Concerning molecules that are supposed to be effective as pharmaceuticals, another factor that should be carefully considered is their bioavailability and efficacy in vivo. This issue is related to several others, including the one mentioned in the previous point 4), wherein the effects of EGCG have been discussed. In a more general perspective, the question arises as to how results achieved using a given experimental model may predict clinical trial outcomes. Regarding γ-secretase modulators, investigations were conducted on several models, including rodents, nematodes, and cell cultures [5]. To date, different molecules of herbal origin are candidates for Alzheimer’s disease treatment, although only one (EVP-0015962) will enter a clinical phase II trial.
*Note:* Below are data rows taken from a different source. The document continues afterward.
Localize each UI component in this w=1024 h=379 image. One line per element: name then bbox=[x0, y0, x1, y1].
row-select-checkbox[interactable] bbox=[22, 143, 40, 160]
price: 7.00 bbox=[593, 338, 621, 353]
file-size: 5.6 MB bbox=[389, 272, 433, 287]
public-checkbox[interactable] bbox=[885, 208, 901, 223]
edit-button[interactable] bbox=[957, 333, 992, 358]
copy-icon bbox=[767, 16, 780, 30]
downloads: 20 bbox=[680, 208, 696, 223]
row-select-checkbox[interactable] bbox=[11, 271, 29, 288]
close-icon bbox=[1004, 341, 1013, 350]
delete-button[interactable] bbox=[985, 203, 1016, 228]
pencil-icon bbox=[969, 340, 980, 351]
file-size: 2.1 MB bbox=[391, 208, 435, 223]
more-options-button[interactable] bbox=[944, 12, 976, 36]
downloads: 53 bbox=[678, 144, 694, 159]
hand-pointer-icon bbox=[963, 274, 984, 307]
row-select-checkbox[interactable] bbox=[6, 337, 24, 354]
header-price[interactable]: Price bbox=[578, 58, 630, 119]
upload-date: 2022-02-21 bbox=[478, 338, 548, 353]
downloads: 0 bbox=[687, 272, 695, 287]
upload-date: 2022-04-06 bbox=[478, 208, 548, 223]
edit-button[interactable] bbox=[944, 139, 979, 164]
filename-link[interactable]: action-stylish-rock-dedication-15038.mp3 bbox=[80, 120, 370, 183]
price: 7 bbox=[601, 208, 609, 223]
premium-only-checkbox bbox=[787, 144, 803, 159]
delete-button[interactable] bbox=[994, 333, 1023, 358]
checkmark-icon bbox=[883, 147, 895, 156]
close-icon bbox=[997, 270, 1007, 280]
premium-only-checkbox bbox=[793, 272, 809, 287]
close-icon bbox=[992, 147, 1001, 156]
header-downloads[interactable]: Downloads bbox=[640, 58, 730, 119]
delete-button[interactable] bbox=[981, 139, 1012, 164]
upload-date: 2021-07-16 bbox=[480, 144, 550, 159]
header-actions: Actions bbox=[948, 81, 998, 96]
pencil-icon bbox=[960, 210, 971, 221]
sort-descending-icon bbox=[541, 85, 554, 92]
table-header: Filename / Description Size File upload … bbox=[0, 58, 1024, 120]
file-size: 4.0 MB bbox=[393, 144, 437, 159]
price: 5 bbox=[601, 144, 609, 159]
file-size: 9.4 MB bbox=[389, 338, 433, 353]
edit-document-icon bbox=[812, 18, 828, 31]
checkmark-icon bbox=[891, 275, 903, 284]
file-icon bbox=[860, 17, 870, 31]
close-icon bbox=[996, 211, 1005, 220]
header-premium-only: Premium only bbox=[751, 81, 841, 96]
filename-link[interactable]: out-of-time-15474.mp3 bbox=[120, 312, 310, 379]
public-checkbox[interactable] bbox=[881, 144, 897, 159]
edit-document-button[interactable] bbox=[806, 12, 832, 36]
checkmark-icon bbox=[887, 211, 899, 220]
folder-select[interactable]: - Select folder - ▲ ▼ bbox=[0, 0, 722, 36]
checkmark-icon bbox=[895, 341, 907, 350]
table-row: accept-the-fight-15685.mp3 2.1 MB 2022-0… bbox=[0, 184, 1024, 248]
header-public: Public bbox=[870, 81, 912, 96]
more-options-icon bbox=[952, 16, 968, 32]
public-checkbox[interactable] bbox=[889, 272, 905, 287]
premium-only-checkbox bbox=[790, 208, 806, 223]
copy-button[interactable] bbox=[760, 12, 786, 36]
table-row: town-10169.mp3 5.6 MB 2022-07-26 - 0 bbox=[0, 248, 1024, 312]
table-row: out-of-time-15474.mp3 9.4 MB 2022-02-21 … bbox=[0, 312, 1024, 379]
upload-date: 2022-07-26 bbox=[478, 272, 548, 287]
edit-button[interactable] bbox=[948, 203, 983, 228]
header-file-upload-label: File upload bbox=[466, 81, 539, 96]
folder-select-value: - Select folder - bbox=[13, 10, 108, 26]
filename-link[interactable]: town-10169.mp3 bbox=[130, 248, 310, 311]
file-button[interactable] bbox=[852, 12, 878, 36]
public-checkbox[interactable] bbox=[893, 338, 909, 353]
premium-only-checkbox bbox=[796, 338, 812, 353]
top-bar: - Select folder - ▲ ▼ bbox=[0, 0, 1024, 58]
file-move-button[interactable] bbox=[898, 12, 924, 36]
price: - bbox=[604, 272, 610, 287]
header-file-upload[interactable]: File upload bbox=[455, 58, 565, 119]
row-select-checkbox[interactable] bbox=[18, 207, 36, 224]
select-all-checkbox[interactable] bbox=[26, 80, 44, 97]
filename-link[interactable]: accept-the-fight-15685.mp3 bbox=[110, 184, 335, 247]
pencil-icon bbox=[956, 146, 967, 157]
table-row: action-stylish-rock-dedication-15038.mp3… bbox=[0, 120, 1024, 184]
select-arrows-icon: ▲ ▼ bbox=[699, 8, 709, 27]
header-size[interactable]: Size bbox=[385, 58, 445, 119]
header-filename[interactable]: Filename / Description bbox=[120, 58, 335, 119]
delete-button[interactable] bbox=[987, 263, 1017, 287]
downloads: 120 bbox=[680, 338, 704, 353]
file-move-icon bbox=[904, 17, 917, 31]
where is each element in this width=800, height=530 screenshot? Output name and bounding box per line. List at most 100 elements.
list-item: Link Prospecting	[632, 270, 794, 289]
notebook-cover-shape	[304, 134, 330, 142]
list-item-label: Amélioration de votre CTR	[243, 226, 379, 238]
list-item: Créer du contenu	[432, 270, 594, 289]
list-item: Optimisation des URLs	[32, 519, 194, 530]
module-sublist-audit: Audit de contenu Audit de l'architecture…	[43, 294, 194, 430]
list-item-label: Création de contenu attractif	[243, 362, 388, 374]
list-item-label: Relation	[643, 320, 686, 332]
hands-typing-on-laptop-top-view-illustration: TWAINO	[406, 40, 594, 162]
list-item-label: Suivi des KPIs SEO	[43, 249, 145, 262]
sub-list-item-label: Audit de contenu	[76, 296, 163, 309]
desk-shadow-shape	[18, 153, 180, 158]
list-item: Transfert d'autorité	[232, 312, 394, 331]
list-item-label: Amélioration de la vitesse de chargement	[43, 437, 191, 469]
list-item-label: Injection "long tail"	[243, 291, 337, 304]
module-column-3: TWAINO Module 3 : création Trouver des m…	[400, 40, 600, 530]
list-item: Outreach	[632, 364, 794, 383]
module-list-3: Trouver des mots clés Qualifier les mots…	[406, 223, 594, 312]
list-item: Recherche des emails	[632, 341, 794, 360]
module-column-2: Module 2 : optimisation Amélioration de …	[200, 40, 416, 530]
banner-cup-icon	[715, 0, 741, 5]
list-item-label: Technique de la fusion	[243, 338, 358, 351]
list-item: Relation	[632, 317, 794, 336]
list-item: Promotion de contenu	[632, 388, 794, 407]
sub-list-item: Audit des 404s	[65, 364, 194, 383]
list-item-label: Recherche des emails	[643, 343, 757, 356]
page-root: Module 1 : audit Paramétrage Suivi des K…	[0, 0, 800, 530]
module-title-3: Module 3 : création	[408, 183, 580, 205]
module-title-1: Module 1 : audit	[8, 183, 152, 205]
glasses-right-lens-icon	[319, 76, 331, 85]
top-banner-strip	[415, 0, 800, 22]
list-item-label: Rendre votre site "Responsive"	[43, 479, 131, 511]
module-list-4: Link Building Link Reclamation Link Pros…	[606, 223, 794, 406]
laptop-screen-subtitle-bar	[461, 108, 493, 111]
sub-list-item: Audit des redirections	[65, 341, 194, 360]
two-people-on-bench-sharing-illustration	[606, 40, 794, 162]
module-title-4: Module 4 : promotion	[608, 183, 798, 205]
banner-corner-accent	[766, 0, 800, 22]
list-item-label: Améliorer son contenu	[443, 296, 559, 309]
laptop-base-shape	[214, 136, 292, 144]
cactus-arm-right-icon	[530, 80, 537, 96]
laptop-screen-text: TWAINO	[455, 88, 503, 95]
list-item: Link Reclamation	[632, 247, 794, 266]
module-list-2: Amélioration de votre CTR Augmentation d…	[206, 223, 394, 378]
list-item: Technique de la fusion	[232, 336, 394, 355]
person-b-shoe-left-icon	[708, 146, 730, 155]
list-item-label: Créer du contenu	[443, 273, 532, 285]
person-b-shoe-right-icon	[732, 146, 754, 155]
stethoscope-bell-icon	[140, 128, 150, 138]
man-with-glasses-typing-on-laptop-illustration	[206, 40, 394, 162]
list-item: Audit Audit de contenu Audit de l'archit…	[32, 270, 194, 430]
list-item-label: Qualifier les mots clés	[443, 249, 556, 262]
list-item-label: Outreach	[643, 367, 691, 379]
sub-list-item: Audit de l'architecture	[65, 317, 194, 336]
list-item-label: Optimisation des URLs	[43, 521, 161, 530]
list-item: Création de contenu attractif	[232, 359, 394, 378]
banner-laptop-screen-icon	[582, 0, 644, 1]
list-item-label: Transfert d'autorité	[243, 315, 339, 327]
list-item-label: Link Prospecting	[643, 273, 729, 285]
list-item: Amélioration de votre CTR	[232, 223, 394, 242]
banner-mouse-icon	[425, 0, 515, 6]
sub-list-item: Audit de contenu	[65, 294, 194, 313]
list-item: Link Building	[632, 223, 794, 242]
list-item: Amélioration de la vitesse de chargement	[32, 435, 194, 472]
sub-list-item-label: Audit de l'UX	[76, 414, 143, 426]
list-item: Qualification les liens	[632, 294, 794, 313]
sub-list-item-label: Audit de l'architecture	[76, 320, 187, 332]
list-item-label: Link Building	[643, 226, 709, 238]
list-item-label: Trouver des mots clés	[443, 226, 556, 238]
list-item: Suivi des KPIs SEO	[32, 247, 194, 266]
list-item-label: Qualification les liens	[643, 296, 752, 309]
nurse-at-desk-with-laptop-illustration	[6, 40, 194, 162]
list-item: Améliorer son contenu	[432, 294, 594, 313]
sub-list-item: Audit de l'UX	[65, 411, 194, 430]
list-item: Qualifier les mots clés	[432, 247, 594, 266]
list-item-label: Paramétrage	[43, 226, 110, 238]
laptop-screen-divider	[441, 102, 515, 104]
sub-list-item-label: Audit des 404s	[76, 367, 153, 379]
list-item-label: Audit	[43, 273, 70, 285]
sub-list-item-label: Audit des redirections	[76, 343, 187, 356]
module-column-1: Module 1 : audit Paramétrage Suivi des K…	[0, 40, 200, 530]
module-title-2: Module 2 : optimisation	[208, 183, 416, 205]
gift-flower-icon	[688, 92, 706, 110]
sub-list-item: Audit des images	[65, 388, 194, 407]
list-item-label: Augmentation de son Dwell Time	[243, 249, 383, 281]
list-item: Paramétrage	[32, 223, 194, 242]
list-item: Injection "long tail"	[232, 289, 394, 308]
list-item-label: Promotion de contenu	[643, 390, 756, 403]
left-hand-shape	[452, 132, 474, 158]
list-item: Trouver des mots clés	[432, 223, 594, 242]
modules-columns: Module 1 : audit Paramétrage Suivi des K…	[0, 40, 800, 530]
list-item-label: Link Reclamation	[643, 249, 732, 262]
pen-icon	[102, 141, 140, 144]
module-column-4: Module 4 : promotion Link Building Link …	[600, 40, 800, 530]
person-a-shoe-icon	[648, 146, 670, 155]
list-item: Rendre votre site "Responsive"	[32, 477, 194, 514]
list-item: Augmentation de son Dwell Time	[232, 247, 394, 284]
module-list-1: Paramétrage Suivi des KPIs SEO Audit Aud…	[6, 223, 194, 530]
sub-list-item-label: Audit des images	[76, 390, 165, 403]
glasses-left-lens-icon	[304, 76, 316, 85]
A major constraint is blood–brain barrier penetrance. Hydroxytyrosol is endowed with this capability [9], which identifies it as a promising neuroprotective agent. Additionally noteworthy is the use of induced pluripotent stem cells (iPSC) [5]. They are excellent cellular models as they can be differentiated into various types of neuronal cells from the stem cell stage, and used as a cellular individualized platform starting from a patient’s iPSC.

(6)

In conclusion, what are the most promising developments related to and following this Special Issue? In our opinion, two perspectives are worth mentioning. In the first place, given Alzheimer’s disease treatment, nanoformulations are feasible strategies aimed at improving the low bioavailability of apolar drugs, notably curcumin [10]. In the second place, the modulation of gut microbiota via a suitable dietary intake is coming in the foreground as a major line of action to check Alzheimer’s disease progression, with polyphenols and fibers representing the nutritional compounds with the highest potential of counterbalancing the pathophysiological mechanisms of dementia [11]. Thus, despite the complexities and uncertainties one has to cope with when searching for new therapeutic strategies, there seems to be plenty of room for developing innovative approaches.